Another question that may be impacted is the issue of migu replacing a shevua. Most Rishonim believe that shevua may indeed by acquitted through a migu. In fact, the classic example of modeh be-miktzat shevua entails a built-in migu. The defendant had the option of denying the entire claim and escaping without a shevua. The logic of migu mandates that despite of his partial confession, he should be excused from his current shevua. Many maintain that the Amora Rabba asked this very question (see Bava Metzia 4a and assorted other gemarot, which quote Rava) and maintains that there is another reason that that this migu is flawed. Fundamentally, however, a migu DOES replace a shevua.

By contrast, the Ri Migash claimed that a migu CANNOT replace a shevua. In part, the Ri Migash may have viewed a shevua as an interpersonal OBLIGATION to the tove’ia, which cannot be absolved with a migu. Other Rishonim who maintained that migu can replace a shevua may have defined shevua as an attempt to clarify the facts to beit din, or a beirur. Since migu may provide an alternate beirur or clarification of truth, it may replace the need for a shevua.

Another interesting shevua rule which may be affected by the definition of shevua is the concept of gilgul. If a nitva is obligated to take an oath, he can be required to swear about previous litigations that, for whatever halakhic reason, did not yield oaths. For example, if he currently is swearing to defeat the incriminating testimony of a lone witness (eid echad), he can be required to ALSO swear regarding past denied claims about which he was not required to take an oath. The notion of gilgul is certainly more logical if a shevua is a responsibility to clarify the facts to beit din. Once he is mandated to swear, beit din can conceivably “stretch” the current shevua to include previously unresolved litigations. If a shevua is an interpersonal obligation to provide clarity to the tovei’a, the notion of expanding a shevua through gilgul would be far less obvious.

This question would also impacts how halakha defines cases that are immune to oaths. The gemara in Shavuot claims that oaths are not rendered regarding land disputes. What type of land disputes are exempted, those that involve land litigation or those that involve land collection? For example, although debts are litigations regarding funds, they may lead to land collection. Are such cases exempted from oaths because the collection will technically be rendered with land? Or is an oath required because the basis of the litigation is not primarily about land? What about a reverse situation in which the litigation surrounds land but the payment will be rendered in cash? For example, if the litigation involves land DAMAGES that will be compensated with money, can a shevua result? These two cases are hotly debated by the Rishonim. The first situation is termed a milveh ba’al peh (a non-contractual loan), while the second scenario is referred to as demei karka litigations surrounding land damage and is the source of a machloket between the Rambam and the Ra’avad.

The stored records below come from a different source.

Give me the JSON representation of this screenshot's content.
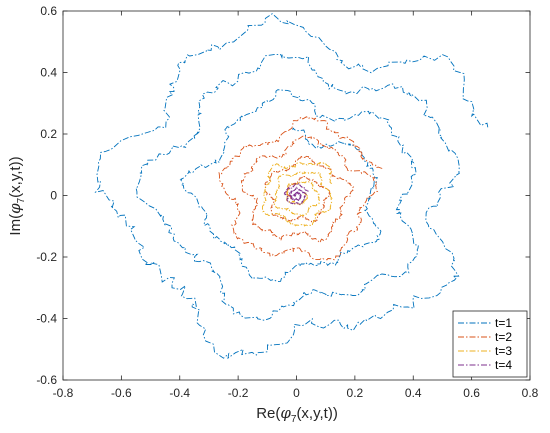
{
  "chart_data": {
    "type": "line",
    "title": "",
    "xlabel_parts": {
      "prefix": "Re(",
      "symbol": "φ",
      "subscript": "7",
      "suffix": "(x,y,t))"
    },
    "ylabel_parts": {
      "prefix": "Im(",
      "symbol": "φ",
      "subscript": "7",
      "suffix": "(x,y,t))"
    },
    "xlim": [
      -0.8,
      0.8
    ],
    "ylim": [
      -0.6,
      0.6
    ],
    "xticks": [
      -0.8,
      -0.6,
      -0.4,
      -0.2,
      0,
      0.2,
      0.4,
      0.6,
      0.8
    ],
    "xtick_labels": [
      "-0.8",
      "-0.6",
      "-0.4",
      "-0.2",
      "0",
      "0.2",
      "0.4",
      "0.6",
      "0.8"
    ],
    "yticks": [
      -0.6,
      -0.4,
      -0.2,
      0,
      0.2,
      0.4,
      0.6
    ],
    "ytick_labels": [
      "-0.6",
      "-0.4",
      "-0.2",
      "0",
      "0.2",
      "0.4",
      "0.6"
    ],
    "grid": false,
    "legend_position": "bottom-right",
    "line_style": "dash-dot",
    "series": [
      {
        "name": "t=1",
        "color": "#0072BD",
        "loops": [
          {
            "cx": -0.02,
            "cy": 0.0,
            "r": 0.62,
            "turns": 1.0,
            "start_angle": 0.3,
            "seed": 11
          },
          {
            "cx": 0.02,
            "cy": -0.01,
            "r": 0.5,
            "turns": 1.0,
            "start_angle": 1.2,
            "seed": 17
          },
          {
            "cx": 0.04,
            "cy": 0.0,
            "r": 0.4,
            "turns": 1.0,
            "start_angle": 2.0,
            "seed": 23
          }
        ],
        "spiral": {
          "r0": 0.62,
          "r1": 0.22,
          "turns": 3.2,
          "cx": 0.0,
          "cy": 0.0,
          "seed": 5
        }
      },
      {
        "name": "t=2",
        "color": "#D95319",
        "spiral": {
          "r0": 0.27,
          "r1": 0.04,
          "turns": 3.5,
          "cx": 0.02,
          "cy": 0.0,
          "seed": 7
        }
      },
      {
        "name": "t=3",
        "color": "#EDB120",
        "spiral": {
          "r0": 0.13,
          "r1": 0.02,
          "turns": 3.0,
          "cx": 0.01,
          "cy": 0.0,
          "seed": 9
        }
      },
      {
        "name": "t=4",
        "color": "#7E2F8E",
        "spiral": {
          "r0": 0.04,
          "r1": 0.005,
          "turns": 2.5,
          "cx": 0.0,
          "cy": 0.0,
          "seed": 13
        }
      }
    ]
  }
}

Presumably, if a shevua is primarily directed to beit din as an attempt to clarify the uncertainties, the topic that beit din is currently deliberating would be paramount. If beit din is focused on land, no shevua should obtain, even if payment is rendered in money. On the other hand, if they are deliberating regarding a monetary dispute, a shevua should be mandated even if the payment will be rendered in land.

If, however, a shevua is an interpersonal, non-monetary payment, the key determinant should be the potential PAYMENT that the shevua absolves. If the potential payment (in the absence of a successful shevua) will be land-based, the shevua can be considered an oath about land, which is halakhically void. However, if the payment will be monies, even if the source litigation surrounds a land dispute, the shevua can be considered an exemptor of money and should apply.